Non c’è una risposta semplice a questa domanda, forse la felicità è poter guardare ai giorni della nostra vita ed essere soddi-sfatti, vedere che abbiamo fatto del nostro meglio per essere utili, che siamo stati una luce, un conforto e una gioia per coloro che contano per noi. Perché la felicità non è, o non dovrebbe essere, egocentrica; se coloro che amiamo non sono felici, come potremmo esserlo noi? La risposta più semplice è forse: la felicità è amare ed essere amati, queste due cose dovrebbero andare insieme.
Nel suo libro emergono due grandi temi: l’importanza delle parole e della memoria.
Senza parole siamo quasi persi. Un sorriso può dire molto, uno sguardo, un bacio e un abbraccio possono dire tutto. Ma abbiamo bisogno delle parole per poter tramandare le nostre esperienze, abbiamo bisogno delle parole per catturare il sorriso, lo sguardo, l’abbraccio, in modo che chi verrà dopo di noi possa leggerlo e – se riusciamo a descriverlo bene – viverlo.
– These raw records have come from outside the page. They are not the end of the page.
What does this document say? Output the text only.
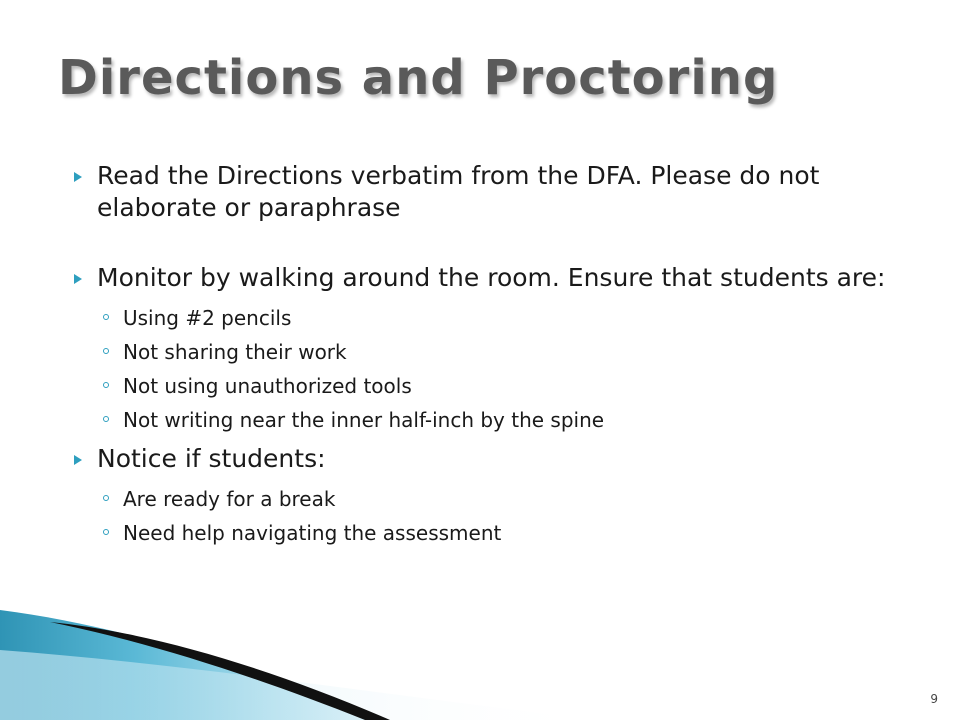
Directions and Proctoring
Read the Directions verbatim from the DFA. Please do not elaborate or paraphrase
Monitor by walking around the room. Ensure that students are:
Using #2 pencils
Not sharing their work
Not using unauthorized tools
Not writing near the inner half-inch by the spine
Notice if students:
Are ready for a break
Need help navigating the assessment
9
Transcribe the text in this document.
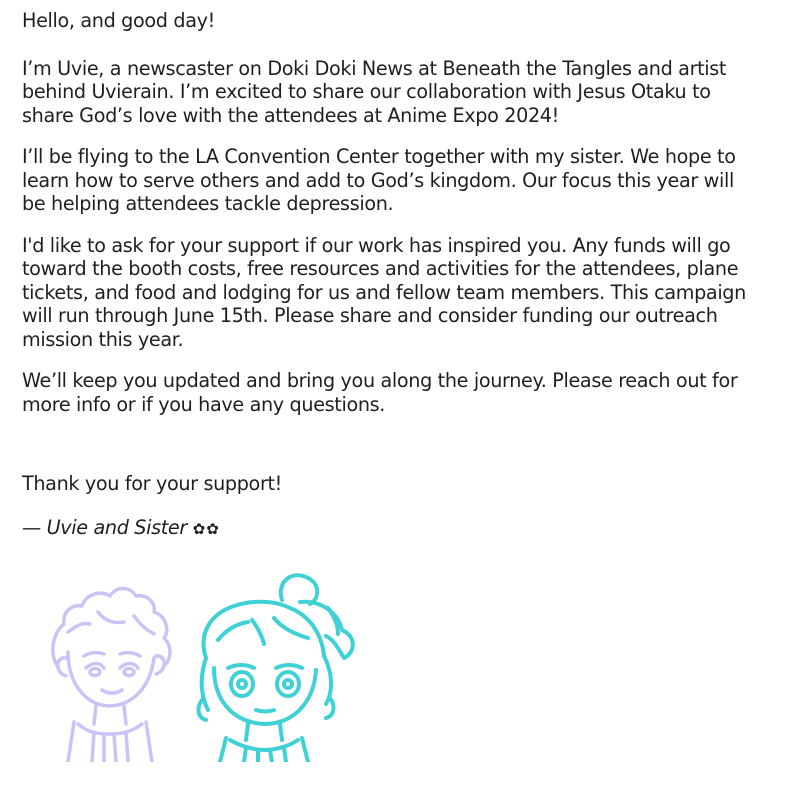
Hello, and good day!

I’m Uvie, a newscaster on Doki Doki News at Beneath the Tangles and artist behind Uvierain. I’m excited to share our collaboration with Jesus Otaku to share God’s love with the attendees at Anime Expo 2024!

I’ll be flying to the LA Convention Center together with my sister. We hope to learn how to serve others and add to God’s kingdom. Our focus this year will be helping attendees tackle depression.

I'd like to ask for your support if our work has inspired you. Any funds will go toward the booth costs, free resources and activities for the attendees, plane tickets, and food and lodging for us and fellow team members. This campaign will run through June 15th. Please share and consider funding our outreach mission this year.

We’ll keep you updated and bring you along the journey. Please reach out for more info or if you have any questions.

Thank you for your support!

— Uvie and Sister ✿✿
Le parole possono essere uno strumento meraviglioso per aiutarci a ricordare e a conservare le cose che sono accadute, in modo che possano, in un certo senso, accadere di nuovo.
Che rapporto ha con la spiritualità e la fede?
La fede può essere, ed è sempre stata nella storia dell’umanità, sia una beatitudine, una cosa meravigliosa, sia un terrore. Alcune delle cose più indicibili e orribili sono state fatte in nome di una fede, di una religione. Ma non si può capire la storia dell’umanità senza passare attraverso la storia della fede e della religione, e testi come la Bibbia sono fondamenti della nostra cultura. La fede stessa può essere una cosa meravigliosa, può evocare cose belle dentro di noi, aiutarci a fare i conti con la vita e con noi stessi, può confortarci. Ma, d’altra parte, può anche renderci crudeli.
Uno dei capitoli del libro è intitolato “Ciò che non capiamo rende il mondo più ampio”. La ricerca di ciò che non capiamo è la vera spinta della vita?
Una persona che sostiene di capire il mondo, la vita, può essere pericolosa, perché può finire per essere un fanatico o una specie di mostro politico che impone la sua “comprensione” o le sue opinioni agli altri. Ci sono innumerevoli esempi di questo tipo nella nostra storia; e sono ancora intorno a noi. Coloro che sanno e confessano volentieri di non capire, ma hanno una mente aperta e in cerca, sono proprio le persone di cui possiamo fidarci; coloro che hanno maggiori probabilità di trovare qualcosa di importante per la vita, per il genere umano, e che possono aiutarci ad andare verso un futuro migliore.